特に真紅以外のヒロインのED曲の「COLORFUL DAYS!!」の出来はハッピーエンドな感じが良く出ていた。
・キャラクター
前作ではキャラクターの掘り下げが不足していた感があったキャラクター達だが、今作ではきちんと掘り下げられていて、真紅以外のキャラクターも好きになる事請け合い。
真紅・・・
誰が何と言おうとも完全無欠にメインヒロイン。前半のイチャイチャ部分での真紅はめちゃくちゃ可愛かった。後半は結構辛い目に遭うことが多くて見てるこっちまで胃が痛くなりそうだが、最後はハッピーエンドなのが救い。
澪・・・
本人のルートの出来も良かったが、他ヒロインのルートでもギャルゲ作るためにスクリプト勉強したり、一緒にヤケ食いして励ましたりと結構活躍してて印象に残ってる。本人ルートでは前作では敵(?)だった、とおるとのやり取りも見ていて面白かった。
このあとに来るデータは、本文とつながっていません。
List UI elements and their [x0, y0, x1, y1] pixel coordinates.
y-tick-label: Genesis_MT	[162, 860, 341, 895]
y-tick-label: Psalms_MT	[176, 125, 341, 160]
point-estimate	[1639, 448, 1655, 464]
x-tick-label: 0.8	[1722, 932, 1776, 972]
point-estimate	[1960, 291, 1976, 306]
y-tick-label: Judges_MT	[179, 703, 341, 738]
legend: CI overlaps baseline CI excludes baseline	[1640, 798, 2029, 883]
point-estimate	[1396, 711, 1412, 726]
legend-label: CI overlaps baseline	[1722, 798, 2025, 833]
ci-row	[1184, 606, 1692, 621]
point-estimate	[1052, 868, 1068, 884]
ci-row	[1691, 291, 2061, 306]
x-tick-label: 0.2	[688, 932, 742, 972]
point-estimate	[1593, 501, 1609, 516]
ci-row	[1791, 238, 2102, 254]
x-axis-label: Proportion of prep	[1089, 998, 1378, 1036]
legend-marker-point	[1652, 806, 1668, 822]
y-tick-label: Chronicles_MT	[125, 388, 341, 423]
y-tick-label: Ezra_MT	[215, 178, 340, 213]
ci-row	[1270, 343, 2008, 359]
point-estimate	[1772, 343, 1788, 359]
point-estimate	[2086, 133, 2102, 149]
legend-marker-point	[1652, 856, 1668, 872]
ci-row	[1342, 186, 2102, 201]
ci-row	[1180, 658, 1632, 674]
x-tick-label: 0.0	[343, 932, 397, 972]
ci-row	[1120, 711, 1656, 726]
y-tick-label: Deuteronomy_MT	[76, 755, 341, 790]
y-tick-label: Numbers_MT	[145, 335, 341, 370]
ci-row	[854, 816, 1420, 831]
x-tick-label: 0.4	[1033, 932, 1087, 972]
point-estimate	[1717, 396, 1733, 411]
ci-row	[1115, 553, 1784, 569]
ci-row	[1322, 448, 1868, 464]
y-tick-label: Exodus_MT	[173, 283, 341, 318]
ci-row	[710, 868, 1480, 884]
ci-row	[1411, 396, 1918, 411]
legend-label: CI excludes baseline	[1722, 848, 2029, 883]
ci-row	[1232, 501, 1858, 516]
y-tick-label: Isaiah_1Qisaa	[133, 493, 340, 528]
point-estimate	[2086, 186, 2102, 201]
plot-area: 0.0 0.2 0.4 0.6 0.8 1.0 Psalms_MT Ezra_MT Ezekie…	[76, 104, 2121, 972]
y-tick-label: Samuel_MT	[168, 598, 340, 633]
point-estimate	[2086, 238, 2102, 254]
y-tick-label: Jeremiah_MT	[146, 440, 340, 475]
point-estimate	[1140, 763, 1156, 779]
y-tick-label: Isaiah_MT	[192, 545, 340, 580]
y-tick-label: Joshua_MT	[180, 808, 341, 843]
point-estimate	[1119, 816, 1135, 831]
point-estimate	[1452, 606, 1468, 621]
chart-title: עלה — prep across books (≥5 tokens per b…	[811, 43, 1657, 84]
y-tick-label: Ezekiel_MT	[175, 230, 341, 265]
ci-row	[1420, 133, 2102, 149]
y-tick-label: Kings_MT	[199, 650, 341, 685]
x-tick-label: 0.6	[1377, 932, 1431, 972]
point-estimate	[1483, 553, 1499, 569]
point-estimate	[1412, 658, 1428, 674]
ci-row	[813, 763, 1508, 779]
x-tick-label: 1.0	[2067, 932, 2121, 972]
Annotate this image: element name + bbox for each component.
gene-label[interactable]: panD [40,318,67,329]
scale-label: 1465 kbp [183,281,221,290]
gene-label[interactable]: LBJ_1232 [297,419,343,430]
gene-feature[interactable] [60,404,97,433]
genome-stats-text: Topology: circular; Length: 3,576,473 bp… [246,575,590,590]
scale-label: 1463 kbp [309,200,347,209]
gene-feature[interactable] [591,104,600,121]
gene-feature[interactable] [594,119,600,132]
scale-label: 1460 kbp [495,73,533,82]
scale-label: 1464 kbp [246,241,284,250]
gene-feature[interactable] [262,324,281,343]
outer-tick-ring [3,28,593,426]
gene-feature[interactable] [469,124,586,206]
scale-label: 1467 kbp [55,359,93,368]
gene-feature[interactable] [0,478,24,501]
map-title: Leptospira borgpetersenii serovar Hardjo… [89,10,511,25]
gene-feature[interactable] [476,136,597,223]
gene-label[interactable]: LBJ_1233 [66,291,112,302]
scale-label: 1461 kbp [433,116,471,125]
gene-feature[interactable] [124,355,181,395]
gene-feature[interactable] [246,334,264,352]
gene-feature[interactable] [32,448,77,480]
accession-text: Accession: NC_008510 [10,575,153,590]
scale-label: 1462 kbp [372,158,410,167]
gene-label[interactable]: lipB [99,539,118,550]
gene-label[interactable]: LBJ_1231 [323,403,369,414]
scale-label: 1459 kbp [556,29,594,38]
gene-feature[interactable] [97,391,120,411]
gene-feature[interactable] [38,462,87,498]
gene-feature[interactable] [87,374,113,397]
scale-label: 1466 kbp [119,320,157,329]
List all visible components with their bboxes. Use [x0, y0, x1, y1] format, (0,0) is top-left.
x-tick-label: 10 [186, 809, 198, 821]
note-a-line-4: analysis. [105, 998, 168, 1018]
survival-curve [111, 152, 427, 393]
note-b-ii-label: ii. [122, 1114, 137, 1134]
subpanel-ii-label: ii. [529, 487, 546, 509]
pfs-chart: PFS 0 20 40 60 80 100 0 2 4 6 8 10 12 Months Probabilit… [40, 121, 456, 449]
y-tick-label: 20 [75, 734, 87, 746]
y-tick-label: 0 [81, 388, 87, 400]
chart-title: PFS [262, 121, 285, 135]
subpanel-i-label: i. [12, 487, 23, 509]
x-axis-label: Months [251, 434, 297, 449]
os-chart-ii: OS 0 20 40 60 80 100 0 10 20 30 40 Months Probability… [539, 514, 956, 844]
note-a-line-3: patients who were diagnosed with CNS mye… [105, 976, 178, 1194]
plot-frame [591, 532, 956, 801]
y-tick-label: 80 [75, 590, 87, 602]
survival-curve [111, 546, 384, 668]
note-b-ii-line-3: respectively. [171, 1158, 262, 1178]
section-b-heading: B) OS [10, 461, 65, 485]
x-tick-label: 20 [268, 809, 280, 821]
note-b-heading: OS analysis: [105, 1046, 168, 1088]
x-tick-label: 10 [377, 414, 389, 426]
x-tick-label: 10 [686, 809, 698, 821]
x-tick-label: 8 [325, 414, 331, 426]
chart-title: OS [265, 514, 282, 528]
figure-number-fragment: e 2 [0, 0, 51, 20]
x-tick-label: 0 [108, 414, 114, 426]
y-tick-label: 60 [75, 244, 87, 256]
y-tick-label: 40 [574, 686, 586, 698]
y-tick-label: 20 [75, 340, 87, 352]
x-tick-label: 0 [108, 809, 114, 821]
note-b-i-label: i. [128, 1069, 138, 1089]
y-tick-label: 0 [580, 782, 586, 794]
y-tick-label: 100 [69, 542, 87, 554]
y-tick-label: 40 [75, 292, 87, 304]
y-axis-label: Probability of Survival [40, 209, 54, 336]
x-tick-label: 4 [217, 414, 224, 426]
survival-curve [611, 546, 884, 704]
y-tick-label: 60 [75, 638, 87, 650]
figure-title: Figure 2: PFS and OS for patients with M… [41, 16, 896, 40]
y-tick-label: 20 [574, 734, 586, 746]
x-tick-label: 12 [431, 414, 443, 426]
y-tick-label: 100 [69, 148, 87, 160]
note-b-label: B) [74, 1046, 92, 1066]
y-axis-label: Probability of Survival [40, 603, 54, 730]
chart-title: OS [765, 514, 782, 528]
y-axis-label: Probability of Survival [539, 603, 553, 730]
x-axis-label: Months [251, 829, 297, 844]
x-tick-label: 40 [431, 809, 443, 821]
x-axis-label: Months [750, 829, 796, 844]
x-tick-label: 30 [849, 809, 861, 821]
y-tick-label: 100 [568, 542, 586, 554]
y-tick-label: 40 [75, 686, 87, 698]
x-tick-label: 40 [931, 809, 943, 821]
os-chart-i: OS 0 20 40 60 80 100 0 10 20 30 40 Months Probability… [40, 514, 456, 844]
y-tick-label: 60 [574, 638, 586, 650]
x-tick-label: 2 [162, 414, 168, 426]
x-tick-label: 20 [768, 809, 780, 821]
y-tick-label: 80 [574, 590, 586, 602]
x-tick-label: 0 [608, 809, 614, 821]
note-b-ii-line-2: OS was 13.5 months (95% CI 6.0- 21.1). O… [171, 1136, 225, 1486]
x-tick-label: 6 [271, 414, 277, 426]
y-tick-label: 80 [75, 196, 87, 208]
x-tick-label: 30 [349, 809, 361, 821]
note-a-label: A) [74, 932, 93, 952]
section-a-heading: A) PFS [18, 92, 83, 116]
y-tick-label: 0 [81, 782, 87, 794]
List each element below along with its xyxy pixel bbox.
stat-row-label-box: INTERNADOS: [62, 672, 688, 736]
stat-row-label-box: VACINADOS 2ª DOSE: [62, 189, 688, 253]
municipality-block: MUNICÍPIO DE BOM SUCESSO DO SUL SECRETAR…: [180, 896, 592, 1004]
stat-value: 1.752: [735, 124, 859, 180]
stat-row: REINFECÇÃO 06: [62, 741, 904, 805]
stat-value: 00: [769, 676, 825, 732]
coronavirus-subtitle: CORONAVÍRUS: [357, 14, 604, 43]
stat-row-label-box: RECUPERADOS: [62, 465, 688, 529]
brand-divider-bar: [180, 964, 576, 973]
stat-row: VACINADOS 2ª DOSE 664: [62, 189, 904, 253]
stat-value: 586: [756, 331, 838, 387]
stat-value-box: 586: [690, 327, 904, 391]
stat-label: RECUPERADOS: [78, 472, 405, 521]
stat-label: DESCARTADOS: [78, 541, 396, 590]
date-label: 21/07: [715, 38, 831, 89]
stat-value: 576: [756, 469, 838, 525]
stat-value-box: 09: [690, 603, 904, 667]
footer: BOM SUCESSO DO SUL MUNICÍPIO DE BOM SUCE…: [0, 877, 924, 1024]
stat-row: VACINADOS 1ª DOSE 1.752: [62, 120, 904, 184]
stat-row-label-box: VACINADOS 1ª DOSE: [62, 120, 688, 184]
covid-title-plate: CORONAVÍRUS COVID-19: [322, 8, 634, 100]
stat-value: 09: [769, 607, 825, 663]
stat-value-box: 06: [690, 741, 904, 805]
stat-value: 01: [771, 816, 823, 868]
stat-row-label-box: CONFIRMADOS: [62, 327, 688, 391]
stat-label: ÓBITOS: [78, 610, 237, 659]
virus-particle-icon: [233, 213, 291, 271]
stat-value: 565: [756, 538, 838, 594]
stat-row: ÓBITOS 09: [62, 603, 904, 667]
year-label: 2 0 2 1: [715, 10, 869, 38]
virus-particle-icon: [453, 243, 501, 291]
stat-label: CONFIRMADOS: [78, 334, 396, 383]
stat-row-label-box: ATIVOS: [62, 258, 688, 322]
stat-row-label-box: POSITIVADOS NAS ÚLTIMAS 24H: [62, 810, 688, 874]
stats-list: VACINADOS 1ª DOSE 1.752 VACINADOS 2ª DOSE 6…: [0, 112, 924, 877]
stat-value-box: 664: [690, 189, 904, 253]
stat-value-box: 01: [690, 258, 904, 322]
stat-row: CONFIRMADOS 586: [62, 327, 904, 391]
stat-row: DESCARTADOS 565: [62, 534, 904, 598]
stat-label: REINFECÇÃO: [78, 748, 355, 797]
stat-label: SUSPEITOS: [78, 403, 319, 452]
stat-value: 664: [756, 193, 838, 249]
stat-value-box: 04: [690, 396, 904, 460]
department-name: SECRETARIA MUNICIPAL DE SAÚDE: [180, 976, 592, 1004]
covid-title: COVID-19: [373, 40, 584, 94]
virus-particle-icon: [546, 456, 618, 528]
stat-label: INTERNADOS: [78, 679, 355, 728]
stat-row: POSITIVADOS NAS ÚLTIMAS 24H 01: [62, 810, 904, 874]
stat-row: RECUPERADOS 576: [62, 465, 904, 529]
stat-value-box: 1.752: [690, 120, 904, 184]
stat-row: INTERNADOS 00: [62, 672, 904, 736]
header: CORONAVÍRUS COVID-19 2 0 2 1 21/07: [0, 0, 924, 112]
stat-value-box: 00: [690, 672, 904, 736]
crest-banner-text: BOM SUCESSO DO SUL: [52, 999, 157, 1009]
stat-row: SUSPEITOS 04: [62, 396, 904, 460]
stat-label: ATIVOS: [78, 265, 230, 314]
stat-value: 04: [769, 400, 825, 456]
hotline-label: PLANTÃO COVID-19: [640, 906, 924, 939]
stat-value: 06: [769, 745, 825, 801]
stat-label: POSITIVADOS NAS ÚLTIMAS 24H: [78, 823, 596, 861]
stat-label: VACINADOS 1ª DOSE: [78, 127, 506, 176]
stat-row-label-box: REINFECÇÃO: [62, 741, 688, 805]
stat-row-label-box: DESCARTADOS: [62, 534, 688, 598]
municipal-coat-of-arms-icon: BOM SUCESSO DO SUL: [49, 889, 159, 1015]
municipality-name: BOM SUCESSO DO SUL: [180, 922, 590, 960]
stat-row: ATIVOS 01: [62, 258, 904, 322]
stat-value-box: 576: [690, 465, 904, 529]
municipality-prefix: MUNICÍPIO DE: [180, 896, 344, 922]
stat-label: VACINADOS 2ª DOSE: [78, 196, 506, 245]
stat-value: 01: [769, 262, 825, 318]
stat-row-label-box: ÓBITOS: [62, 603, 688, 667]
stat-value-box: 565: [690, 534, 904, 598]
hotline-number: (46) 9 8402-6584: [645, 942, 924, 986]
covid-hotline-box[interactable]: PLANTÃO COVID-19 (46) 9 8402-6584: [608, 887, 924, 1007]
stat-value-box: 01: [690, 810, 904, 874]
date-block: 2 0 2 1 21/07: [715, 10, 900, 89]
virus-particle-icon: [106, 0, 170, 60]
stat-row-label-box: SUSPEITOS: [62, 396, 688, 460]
前作では他の寮の人間とのやり取りが少ないというか、ちょっとだけ他人行儀(?)な印象があったのだが、今作では澪が寮の人間を凄く大切に思ってる描写が一杯あって、ますます澪のことが好きになれた。
加奈・・・
Hシーンは2つのうち1つは澪との3P(夢オチ)だったり、本人ルートでは蓮に出番を食われてたりして、少し不遇なキャラだったかも。でも、加奈ルートが真紅ルート以外では一番感動できるかも。
鏡・・・
寮のみんなと協力してギャルゲーを作る話。いやマジで。
引きこもりだった鏡がちゃんと(?)学校に通って、寮のみんなと協力して一つの目的に向かっていくのは、鏡の成長が感じられて胸が熱くなった。
終盤では前作では名前しか出なかった、鏡の本物の兄と祖母(ロリ婆)が登場。
兄が鏡に対して冷たい態度を取っていたことの真意や祖母がものすごく可愛い子なことが発覚。ルート中で少しだけ真紅が登場するのだが、登場のさせ方が凄い上手くて、感動した。
つかさ・・・
宝くじで3億円あたってその使い道に悩む話。前作ではあまり多くが語られなかった「働かなくていい国」の真相が分かります。それ以外あんまり覚えてないかも・・・。
その他のキャラ・・・
みんないい味出してたと思います。前作でも人気だった蓮と白の親子はもちろんだが、終わった世界のロボットたちとか、商店街の人なんかの名前の無い人たちも割りと印象に残った。あと、真紅と悠馬の娘が可愛かった。攻略したい云々の可愛さではなく、純粋に。
・回想シーン
藍以外のヒロインは2回ずつ。藍は1回。
尺とかテキストは標準的だと思う。
とはいえ、絵の出来はすばらしいので、それだけでも見る価値はありかと。
夢オチとはいえ、澪と加奈の3Pが見れたのは良かった。
その代わり加奈単独のHシーンは1つだけになってしまうが。
加奈ルートは加奈以上に蓮と白が目立ってるし、今作では結構不憫なキャラ・・・。
・総評
もはやFDの域を超えている出来だと思う。
どのヒロインたちのルートも良かったし、一貫したメッセージ性が伝わってくるのが良かった。そして各ヒロインのルートが最終的に真紅ルートのグランドEDに関わってくるところなんかも良かった。
シナリオ以外の部分でも素晴らしかったし、10年経っても忘れられない作品。